Hough Transform for Line Detection –An Intro and Sample Code

Hough transform was originally proposed to detect lines in images. It is then generalized to detect arbitrary shapes that can be represented by a set of parameters. This blog only covers Standard Hough Transform for line detection.

The Basic Idea

The basic idea of Standard Hough Transform can be divided into three phrases.

1. Represent each point of image boundary in some parameter space.

2. a voting procedure is carried out in the parameter space.

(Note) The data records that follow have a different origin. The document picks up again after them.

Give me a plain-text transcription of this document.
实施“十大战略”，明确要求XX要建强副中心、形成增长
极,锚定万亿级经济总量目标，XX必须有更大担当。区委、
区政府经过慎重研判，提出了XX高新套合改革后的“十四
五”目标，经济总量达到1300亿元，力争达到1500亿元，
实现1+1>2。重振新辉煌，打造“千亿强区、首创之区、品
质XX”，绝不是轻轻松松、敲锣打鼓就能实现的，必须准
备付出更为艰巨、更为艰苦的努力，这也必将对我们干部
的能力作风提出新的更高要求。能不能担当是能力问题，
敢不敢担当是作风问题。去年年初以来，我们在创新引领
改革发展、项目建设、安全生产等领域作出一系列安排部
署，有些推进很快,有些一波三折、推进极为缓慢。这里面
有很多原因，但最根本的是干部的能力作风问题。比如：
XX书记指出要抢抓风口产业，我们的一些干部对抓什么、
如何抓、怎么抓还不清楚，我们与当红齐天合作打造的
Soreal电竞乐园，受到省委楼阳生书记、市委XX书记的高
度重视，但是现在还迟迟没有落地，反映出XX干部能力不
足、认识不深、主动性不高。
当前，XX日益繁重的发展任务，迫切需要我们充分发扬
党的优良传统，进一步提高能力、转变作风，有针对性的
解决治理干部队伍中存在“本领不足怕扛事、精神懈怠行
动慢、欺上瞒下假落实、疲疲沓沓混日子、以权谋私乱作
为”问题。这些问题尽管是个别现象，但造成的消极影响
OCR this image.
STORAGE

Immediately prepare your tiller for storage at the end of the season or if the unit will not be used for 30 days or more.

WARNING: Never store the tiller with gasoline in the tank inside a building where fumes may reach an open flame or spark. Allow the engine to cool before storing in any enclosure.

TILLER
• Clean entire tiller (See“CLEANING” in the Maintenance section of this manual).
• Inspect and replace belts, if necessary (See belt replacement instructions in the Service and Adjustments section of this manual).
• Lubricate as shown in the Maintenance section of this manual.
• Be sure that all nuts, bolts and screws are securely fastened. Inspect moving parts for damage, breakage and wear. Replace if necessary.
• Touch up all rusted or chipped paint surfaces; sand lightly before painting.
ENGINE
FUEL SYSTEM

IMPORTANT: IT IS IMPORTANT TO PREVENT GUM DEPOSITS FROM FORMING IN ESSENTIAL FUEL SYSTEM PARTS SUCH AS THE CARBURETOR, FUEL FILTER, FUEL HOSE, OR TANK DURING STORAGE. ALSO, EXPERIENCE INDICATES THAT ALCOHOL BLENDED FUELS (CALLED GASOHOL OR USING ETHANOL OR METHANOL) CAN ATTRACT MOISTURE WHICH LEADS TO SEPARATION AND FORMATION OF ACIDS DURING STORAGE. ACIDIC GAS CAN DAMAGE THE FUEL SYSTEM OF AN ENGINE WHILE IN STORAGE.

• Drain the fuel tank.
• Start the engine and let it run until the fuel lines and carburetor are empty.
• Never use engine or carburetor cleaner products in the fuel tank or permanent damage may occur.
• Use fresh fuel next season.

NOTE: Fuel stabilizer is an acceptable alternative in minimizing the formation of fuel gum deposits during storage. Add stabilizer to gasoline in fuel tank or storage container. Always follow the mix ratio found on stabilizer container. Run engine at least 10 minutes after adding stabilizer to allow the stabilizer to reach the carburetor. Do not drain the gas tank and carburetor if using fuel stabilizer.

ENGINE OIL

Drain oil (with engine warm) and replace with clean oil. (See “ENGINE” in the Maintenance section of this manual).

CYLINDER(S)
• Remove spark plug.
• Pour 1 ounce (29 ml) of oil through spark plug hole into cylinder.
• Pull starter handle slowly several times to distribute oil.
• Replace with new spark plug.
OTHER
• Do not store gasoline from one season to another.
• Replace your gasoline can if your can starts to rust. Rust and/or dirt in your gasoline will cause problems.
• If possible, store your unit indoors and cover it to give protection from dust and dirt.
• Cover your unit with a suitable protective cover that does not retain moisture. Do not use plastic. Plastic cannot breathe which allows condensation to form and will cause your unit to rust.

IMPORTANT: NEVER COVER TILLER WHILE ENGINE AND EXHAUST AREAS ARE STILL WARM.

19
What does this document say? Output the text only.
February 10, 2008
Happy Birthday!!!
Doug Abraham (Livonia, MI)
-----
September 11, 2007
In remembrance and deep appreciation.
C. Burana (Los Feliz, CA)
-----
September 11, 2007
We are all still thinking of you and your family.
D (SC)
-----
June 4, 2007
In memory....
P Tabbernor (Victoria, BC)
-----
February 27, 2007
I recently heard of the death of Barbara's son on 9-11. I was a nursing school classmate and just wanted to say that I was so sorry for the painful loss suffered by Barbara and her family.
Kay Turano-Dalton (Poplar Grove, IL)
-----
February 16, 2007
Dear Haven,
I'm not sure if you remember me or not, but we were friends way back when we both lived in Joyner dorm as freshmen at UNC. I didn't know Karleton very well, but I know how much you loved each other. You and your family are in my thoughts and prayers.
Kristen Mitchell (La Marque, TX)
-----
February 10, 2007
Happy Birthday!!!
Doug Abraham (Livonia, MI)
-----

3. compare the local maxima found in the voting against certain thresholds to decide whether an instance of the search object exists.

Take the line detection as an example. A straight line can be represented as,

 ρ=xcosθ+ysinθ            (1)

where ρ is the distance between the line and origin, θ is the angle of the vector from origin to the nearest point of the line. (To indicate θ and ρ are constants, we mark them as θ0 and ρ0) As you see in hte left part of Figure 1 below,

image

Figure 1. A Straight Line in Image Domain and Hough Domain

For formula (1) above, if we view x, y as constant, and ρ, θ as parameters, then we have the right part of Figure 1. Furthermore, when ρ, θ changes and x, y being constant (let’s say x = x0, y = y0), the sinusoidal curve in the right part actually represent all the possible lines that passing through point (x0, y0) in the image domain.

Thus, for each point in image domain, there’s a corresponding curve in hough domain.

If there’s a line in the image domain, which consists of many points, then there’ll be an intersection for all the curves of those points in hough domain. (The intersected point will be (θ0, ρ0) as mentioned before) In other words, a line in image domain is essentially a point in hough domain. Therefore, the problem of detecting lines is equivalent to find an intersection in hough space.

In voting stage, an accumulator is established with a discrete set of (θ, ρ) values. For each point in the image, we calculate the value of ρ for a sampled set of θ, and the number of votes in the corresponding accumulator cell is incremented by 1.

At the end of voting, the maxima are retrieved and if the voting count is more than a threshold, we consider there’s a high possibility a line exists with the corresponding (θ, ρ) value.

A Sample Implementation

The hough transform line detection algorithm is implemented as below in Matlab,

function [ O ] = hough_transform( fPath )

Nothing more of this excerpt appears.